The establishment data from the BLS showed a 275,000 increase in payroll employment for February, outpacing the 230,000 average over the previous 12 months. The payroll data for January and December were revised down by a total of 167,000. The private sector added 223,000 new jobs, the largest gain since May of last year.

Temporary help services employment continues a steep decline after a sharp post-pandemic rise.

Average hours of work increased from 34.2 to 34.3. The increase, along with the 223,000 private employment increase led to a hefty increase in total hours of 5.6% at an annualized rate, also the largest increase since May of last year.

The establishment report, once again, beat “expectations;” the WSJ survey of economists was 198,000. Other than the downward revisions, mentioned above, another bit of negative news was a smallish increase in wage growth, from $34.52 to $34.57.

The household survey shows that the labor force increased 150,000, a drop in employment of 184,000 and an increase in the number of unemployed persons of 334,000. The labor force participation rate held steady at 62.5, the employment to population ratio decreased from 60.2 to 60.1 and the unemployment rate increased from 3.66 to 3.86. Remember that the unemployment rate is the number of unemployed relative to the labor force (the number employed plus the number unemployed). Consequently, the unemployment rate can go up if the number of unemployed rises holding fixed the labor force, or if the labor force shrinks holding the number unemployed unchanged. An increase in the unemployment rate is not necessarily a bad thing: it may reflect a strong labor market drawing “marginally attached” individuals from outside the labor force. Indeed, there was a 96,000 decline in those workers.
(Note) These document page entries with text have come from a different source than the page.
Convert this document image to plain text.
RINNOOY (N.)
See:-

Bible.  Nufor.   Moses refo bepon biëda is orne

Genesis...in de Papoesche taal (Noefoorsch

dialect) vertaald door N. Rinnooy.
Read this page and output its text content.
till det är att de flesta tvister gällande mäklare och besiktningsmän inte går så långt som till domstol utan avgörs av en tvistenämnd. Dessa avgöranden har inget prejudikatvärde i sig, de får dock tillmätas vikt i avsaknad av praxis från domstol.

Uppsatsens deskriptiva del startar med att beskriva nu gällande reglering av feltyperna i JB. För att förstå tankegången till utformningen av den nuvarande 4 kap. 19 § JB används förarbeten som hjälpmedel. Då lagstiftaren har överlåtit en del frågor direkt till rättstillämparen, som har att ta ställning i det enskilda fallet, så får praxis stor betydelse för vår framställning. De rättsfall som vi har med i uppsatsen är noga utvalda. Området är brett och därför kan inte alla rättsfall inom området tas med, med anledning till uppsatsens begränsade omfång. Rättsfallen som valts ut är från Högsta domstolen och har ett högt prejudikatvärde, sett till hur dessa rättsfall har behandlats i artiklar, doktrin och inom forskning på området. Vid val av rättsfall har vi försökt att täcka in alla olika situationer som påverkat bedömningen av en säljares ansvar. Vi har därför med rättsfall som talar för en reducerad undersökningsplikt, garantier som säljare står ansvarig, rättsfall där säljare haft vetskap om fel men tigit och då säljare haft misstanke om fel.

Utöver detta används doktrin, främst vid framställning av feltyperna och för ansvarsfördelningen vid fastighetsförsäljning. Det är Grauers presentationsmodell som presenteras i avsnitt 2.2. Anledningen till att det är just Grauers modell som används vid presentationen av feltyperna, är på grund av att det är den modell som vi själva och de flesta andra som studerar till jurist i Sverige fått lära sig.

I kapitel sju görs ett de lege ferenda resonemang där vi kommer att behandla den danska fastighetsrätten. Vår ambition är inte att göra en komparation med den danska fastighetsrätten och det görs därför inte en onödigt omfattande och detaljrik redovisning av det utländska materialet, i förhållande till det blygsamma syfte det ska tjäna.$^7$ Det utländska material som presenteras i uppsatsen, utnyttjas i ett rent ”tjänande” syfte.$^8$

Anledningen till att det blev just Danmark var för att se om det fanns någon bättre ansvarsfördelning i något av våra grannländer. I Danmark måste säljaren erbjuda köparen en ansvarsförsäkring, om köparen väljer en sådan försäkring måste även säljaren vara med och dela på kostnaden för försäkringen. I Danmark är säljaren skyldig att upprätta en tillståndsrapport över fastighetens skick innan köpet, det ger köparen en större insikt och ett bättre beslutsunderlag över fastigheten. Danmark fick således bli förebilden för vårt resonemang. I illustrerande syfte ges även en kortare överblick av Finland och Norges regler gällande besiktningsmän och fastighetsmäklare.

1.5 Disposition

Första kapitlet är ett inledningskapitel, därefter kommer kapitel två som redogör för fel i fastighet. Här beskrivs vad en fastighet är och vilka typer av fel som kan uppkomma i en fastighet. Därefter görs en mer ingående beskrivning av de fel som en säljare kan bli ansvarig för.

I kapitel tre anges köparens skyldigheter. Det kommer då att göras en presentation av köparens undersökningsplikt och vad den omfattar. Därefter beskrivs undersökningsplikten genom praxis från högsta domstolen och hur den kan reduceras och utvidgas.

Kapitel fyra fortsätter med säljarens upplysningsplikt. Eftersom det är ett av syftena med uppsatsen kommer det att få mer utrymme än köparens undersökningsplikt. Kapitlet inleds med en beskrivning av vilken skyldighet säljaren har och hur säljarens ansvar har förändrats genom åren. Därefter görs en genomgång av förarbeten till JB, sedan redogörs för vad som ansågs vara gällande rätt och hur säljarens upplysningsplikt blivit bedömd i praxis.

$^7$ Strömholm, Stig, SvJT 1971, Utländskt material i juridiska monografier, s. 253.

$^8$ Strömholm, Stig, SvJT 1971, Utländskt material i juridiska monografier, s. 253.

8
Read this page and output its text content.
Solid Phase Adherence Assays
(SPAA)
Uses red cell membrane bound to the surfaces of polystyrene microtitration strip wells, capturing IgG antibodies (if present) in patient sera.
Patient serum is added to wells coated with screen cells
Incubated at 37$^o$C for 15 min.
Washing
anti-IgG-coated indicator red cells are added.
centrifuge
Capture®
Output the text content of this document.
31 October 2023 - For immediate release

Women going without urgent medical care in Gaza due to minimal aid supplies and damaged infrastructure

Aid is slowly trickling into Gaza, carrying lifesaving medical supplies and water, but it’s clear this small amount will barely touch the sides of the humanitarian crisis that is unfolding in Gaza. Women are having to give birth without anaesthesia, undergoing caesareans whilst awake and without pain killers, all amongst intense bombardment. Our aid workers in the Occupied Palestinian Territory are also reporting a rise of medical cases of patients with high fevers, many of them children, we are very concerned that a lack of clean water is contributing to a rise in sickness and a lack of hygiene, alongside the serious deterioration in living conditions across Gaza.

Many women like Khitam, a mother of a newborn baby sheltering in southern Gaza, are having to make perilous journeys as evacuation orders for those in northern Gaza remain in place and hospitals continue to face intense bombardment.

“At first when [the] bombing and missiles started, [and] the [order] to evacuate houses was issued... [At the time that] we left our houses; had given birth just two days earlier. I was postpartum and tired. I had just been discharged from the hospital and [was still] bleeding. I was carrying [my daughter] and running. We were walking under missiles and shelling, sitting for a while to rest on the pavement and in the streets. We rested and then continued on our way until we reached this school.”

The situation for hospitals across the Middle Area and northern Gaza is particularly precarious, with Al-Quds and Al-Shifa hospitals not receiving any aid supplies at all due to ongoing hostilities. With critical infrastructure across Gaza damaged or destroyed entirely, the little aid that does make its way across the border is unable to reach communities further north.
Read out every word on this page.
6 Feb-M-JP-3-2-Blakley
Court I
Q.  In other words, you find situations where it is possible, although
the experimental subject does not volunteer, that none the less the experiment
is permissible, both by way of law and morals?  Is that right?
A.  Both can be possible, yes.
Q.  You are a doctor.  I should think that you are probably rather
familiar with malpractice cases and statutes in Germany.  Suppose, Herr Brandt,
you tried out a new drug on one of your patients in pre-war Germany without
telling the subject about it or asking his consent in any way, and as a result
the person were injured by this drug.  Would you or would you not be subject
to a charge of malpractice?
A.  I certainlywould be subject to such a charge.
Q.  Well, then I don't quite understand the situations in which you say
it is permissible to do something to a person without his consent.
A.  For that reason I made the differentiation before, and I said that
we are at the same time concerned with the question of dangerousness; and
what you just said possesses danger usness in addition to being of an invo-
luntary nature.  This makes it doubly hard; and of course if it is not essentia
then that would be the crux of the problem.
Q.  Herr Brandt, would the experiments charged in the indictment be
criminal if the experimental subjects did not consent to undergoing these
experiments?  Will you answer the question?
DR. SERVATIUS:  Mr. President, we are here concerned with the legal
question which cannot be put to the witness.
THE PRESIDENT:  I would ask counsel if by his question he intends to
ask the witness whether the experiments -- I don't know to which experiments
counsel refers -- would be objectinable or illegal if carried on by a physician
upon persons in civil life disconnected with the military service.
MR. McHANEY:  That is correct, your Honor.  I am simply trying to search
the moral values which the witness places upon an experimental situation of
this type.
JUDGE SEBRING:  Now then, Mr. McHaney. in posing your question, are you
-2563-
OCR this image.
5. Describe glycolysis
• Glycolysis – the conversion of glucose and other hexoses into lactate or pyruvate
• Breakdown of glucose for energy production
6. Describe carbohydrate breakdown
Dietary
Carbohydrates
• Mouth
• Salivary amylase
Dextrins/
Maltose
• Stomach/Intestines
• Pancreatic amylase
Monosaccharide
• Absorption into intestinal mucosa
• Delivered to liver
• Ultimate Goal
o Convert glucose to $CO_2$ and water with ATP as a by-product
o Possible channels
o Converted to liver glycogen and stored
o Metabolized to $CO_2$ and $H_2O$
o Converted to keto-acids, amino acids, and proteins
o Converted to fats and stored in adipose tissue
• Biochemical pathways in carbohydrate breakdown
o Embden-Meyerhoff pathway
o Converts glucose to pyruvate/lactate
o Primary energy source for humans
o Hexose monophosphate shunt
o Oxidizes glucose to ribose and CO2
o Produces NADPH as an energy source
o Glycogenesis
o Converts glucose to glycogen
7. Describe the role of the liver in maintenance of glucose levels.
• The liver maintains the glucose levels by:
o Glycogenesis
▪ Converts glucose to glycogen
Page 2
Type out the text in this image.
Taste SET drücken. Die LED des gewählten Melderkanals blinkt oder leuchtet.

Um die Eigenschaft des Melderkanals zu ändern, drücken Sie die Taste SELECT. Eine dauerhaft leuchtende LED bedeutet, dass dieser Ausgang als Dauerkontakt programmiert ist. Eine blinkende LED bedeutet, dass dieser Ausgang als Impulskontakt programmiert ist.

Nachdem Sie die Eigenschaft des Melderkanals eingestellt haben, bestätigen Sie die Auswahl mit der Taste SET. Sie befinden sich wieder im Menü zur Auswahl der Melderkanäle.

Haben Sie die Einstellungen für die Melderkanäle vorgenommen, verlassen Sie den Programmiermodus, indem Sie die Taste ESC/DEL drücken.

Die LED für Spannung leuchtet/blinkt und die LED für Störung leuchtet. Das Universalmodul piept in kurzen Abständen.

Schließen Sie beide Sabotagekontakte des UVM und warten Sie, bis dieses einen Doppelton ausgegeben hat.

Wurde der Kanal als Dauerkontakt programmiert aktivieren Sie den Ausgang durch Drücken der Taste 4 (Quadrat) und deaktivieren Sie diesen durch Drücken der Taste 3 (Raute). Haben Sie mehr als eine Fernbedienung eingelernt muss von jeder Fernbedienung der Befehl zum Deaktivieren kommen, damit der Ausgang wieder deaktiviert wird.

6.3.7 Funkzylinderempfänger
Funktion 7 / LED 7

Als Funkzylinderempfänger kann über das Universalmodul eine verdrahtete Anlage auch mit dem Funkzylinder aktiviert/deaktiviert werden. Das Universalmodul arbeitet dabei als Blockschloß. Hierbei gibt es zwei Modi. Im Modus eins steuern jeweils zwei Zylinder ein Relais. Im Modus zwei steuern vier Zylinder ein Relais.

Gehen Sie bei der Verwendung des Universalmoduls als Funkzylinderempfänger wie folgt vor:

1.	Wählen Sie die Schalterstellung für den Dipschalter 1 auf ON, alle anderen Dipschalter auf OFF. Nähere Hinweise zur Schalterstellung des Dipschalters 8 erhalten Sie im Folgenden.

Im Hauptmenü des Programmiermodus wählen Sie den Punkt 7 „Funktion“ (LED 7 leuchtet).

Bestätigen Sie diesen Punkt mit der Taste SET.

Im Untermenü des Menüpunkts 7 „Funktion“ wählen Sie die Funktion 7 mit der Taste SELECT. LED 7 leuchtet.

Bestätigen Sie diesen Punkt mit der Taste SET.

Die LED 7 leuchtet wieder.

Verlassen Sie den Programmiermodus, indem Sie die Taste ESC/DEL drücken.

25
Earlier in the week, the BLS announced JOLTS (Job Openings and Labor Turnover Survey) data for January. There isn’t much to report here as the job openings changed little at 8.9 million, the number of hires and total separations were little changed at 5.7 million and 5.3 million, respectively.

As has been the case for the last couple of years, the number of job openings remains higher than the number of unemployed persons.

Also earlier in the week the BLS announced that productivity increased 3.2% in the 4th quarter with output rising 3.5% and hours of work rising 0.3%.

The bottom line is that the labor market continues its surprisingly (to some) strong performance, once again proving stronger than many had expected. This strength makes it difficult to justify any interest rate cuts soon, particularly given the recent inflation spike.